In Eldoret, the lack of smoking zones has posed a problem, exposing residents to secondary smoke. Some of the smokers who spoke to HealthyNation claimed they were sometimes harassed by the county askaris who sometime demanded bribes of between Sh200 and Sh500. “If only we had a smoking zone, the harassment and arrests would stop. Most people just part with money to avoid the arrests,” said a smoker who sought anonymity.
Most towns in the country are chocking from unregulated smoking due to lack of designated smoking zones or laxity in enforcement, exposing the public to health risks.
Mr Shadrack Moimet, a resident, called upon the Uasin Gishu County government to create smoking zones. “When the smokers are located their own space, then they will feel isolated and abandon the habit,” he said.

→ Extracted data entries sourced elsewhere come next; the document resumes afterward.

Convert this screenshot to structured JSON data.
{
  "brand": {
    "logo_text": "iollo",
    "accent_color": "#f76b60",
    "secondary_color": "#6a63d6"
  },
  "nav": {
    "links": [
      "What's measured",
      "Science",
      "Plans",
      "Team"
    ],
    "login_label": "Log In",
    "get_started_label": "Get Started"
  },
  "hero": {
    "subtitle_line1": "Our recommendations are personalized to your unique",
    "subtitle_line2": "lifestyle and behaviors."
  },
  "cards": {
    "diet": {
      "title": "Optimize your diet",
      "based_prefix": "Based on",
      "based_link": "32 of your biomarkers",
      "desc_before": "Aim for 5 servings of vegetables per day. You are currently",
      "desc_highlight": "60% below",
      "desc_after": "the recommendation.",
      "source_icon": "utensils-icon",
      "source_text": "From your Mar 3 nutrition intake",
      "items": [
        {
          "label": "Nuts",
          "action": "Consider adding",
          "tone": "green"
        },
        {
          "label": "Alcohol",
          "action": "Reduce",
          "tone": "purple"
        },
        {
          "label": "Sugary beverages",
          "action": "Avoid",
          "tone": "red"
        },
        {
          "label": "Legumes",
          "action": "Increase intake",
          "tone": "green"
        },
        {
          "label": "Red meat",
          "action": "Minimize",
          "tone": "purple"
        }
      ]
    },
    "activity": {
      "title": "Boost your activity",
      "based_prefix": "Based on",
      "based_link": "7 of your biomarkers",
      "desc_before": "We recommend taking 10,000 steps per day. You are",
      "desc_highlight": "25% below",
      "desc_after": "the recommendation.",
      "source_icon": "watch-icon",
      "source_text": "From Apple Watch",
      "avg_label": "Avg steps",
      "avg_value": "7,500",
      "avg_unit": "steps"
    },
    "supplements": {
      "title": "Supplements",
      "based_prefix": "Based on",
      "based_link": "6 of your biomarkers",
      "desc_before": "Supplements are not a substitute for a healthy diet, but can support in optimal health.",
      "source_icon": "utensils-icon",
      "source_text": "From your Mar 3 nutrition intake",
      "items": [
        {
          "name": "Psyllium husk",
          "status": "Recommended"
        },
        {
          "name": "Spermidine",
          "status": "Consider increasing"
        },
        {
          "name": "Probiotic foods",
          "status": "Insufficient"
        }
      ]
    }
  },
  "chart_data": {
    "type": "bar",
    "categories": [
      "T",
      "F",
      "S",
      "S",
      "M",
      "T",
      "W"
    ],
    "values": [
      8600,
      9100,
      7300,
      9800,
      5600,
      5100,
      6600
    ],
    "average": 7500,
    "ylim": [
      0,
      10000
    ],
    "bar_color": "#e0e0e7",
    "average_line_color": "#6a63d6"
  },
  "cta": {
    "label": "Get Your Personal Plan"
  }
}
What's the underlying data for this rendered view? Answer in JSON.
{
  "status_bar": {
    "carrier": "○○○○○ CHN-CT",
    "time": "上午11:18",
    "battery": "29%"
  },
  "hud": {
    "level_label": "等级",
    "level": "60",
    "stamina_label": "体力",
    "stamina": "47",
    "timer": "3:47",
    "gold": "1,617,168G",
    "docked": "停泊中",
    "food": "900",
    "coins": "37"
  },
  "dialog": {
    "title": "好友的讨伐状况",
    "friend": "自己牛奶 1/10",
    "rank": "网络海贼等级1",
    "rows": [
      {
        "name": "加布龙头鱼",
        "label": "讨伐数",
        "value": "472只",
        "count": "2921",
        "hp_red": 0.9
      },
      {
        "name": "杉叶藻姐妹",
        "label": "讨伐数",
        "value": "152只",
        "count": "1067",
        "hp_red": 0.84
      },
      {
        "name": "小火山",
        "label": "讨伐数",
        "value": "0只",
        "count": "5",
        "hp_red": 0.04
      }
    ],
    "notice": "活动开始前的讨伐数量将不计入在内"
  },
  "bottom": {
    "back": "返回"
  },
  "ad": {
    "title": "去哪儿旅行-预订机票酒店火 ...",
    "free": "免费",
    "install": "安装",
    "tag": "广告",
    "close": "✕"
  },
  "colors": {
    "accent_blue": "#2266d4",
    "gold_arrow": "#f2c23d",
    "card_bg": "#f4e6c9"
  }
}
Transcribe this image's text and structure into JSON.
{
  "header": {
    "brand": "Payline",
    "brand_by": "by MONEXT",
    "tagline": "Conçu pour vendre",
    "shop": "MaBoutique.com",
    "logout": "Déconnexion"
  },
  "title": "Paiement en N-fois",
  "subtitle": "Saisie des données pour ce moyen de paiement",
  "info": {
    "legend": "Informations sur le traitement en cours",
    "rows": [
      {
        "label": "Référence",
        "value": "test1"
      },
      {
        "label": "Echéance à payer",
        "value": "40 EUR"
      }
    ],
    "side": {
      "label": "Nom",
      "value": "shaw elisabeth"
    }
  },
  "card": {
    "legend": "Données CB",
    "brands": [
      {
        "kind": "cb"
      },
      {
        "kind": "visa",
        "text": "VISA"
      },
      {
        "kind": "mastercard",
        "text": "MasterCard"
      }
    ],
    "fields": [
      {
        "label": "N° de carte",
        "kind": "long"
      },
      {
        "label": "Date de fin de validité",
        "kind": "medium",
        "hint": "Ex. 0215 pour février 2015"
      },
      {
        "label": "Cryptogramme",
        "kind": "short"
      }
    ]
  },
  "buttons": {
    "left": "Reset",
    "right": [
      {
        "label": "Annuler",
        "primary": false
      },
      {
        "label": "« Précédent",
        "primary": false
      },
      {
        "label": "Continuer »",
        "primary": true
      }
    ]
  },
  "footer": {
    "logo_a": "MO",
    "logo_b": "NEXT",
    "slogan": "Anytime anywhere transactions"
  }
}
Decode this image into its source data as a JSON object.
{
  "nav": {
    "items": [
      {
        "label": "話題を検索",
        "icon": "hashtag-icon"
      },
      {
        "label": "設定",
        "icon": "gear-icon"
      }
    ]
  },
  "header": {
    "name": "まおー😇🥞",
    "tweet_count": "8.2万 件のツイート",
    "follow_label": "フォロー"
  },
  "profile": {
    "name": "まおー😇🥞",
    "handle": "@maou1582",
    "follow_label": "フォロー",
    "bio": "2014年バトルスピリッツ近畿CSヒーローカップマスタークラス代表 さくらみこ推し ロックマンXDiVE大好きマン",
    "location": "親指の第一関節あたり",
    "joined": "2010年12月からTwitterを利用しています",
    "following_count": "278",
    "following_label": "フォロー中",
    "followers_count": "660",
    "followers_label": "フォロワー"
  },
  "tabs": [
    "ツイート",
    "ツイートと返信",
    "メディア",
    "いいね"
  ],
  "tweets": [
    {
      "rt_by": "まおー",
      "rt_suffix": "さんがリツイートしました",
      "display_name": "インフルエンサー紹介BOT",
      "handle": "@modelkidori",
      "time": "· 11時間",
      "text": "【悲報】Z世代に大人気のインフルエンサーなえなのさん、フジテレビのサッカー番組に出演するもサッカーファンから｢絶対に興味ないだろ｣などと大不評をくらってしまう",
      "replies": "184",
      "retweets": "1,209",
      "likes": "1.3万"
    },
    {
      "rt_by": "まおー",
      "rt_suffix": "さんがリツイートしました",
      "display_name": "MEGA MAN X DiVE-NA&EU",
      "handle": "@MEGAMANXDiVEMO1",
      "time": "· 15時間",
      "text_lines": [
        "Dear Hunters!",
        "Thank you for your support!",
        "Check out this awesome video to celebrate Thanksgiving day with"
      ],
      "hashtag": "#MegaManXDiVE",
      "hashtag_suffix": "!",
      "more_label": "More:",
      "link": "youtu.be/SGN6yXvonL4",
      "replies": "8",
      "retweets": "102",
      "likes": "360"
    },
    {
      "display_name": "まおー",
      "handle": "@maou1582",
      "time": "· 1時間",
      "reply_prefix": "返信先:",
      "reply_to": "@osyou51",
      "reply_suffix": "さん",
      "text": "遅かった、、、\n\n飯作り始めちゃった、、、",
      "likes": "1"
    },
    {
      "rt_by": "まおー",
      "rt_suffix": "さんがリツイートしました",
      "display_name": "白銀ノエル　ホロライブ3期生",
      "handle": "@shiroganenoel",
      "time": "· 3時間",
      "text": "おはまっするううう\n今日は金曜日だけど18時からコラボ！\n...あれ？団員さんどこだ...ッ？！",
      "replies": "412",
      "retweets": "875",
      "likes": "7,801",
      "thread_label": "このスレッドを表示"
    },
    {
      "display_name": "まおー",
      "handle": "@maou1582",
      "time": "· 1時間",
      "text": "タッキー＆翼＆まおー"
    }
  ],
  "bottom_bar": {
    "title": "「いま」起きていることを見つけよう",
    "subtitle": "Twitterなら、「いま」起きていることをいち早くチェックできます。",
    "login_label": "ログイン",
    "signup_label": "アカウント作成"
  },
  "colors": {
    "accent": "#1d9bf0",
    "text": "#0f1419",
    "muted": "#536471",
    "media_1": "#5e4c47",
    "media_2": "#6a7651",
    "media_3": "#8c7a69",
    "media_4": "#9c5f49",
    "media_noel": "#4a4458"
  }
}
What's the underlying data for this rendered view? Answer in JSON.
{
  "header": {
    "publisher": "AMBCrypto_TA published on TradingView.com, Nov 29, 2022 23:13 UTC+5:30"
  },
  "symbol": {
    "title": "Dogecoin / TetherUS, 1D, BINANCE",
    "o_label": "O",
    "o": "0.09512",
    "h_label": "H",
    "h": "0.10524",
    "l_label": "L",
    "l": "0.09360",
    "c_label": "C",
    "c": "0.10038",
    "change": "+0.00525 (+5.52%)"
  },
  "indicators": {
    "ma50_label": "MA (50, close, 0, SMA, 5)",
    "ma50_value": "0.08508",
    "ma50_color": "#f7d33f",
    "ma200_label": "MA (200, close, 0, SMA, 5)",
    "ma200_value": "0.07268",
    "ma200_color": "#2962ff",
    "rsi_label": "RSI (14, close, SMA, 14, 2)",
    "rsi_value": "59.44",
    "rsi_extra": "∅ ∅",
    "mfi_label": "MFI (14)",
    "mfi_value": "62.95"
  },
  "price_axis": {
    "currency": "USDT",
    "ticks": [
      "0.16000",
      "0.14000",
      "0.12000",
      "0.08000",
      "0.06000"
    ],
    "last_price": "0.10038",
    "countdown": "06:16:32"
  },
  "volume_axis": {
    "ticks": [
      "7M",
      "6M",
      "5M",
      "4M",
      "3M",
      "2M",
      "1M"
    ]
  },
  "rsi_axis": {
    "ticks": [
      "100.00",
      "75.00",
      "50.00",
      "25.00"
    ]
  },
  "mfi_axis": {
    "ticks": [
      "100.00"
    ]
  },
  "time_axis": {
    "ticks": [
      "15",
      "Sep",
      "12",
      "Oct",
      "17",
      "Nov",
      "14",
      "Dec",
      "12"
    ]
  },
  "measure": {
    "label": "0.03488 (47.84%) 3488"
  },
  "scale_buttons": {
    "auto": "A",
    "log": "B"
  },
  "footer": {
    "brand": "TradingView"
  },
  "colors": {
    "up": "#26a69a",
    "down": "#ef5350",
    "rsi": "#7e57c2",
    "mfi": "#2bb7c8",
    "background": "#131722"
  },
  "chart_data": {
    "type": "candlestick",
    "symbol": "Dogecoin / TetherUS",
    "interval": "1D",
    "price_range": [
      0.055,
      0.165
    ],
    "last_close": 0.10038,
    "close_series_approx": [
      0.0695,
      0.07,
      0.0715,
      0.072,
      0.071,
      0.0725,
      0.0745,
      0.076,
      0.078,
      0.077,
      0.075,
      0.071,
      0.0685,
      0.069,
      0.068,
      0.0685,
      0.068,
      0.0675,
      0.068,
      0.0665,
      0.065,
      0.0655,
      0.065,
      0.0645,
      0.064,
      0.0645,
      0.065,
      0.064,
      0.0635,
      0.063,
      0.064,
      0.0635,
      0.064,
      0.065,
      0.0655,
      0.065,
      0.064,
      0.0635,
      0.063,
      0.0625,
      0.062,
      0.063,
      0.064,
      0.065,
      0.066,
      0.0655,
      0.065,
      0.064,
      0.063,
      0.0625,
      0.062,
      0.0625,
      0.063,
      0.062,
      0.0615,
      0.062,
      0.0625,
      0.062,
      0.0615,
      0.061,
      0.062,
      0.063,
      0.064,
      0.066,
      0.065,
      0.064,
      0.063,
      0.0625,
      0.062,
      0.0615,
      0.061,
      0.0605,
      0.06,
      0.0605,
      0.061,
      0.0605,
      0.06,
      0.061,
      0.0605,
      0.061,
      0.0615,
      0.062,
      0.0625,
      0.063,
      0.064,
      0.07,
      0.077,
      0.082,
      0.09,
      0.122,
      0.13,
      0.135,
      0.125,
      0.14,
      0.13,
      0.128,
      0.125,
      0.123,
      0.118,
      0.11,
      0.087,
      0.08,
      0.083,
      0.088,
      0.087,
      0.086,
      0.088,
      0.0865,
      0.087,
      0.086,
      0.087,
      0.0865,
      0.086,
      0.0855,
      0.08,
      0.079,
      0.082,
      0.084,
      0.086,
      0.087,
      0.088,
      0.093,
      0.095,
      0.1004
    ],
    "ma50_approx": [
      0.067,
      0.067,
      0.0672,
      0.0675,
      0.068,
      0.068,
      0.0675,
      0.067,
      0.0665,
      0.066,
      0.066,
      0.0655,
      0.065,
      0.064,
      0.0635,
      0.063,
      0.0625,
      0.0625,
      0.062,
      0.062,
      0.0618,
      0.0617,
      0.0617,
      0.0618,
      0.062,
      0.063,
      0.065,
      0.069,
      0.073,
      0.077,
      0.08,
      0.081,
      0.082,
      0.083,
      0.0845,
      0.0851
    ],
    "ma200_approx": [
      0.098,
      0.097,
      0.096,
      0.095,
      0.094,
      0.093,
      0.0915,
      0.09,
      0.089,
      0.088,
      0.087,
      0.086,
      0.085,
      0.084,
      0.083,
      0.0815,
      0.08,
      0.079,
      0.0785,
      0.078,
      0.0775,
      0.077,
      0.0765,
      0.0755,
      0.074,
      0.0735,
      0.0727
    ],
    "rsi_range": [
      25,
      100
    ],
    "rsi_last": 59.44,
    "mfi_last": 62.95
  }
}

Mr David Kipchumba, another resident, called for stiffer laws and fines.
Uasin Gishu Health minister Evelyn Rotich told HealthyNation the county was drafting a bill to address the concerns. “We have been relying on laws formulated by the national government,” she said.
Ms Emma Wanyonyi, the CEO of International Institute for Legislative Affairs, said the lack of knowledge or resources on implementation of the Tobacco Act was to blame for the situation. “So far, some counties like Baringo have come up with bills, but most of these bills have not been approved and are still in the assemblies,” she said.
Mr Gitali said: “Murang'a has done very well. Impunity and laxity are the greatest obstacles flavoured with ignorance of the law by enforcement and leaders.”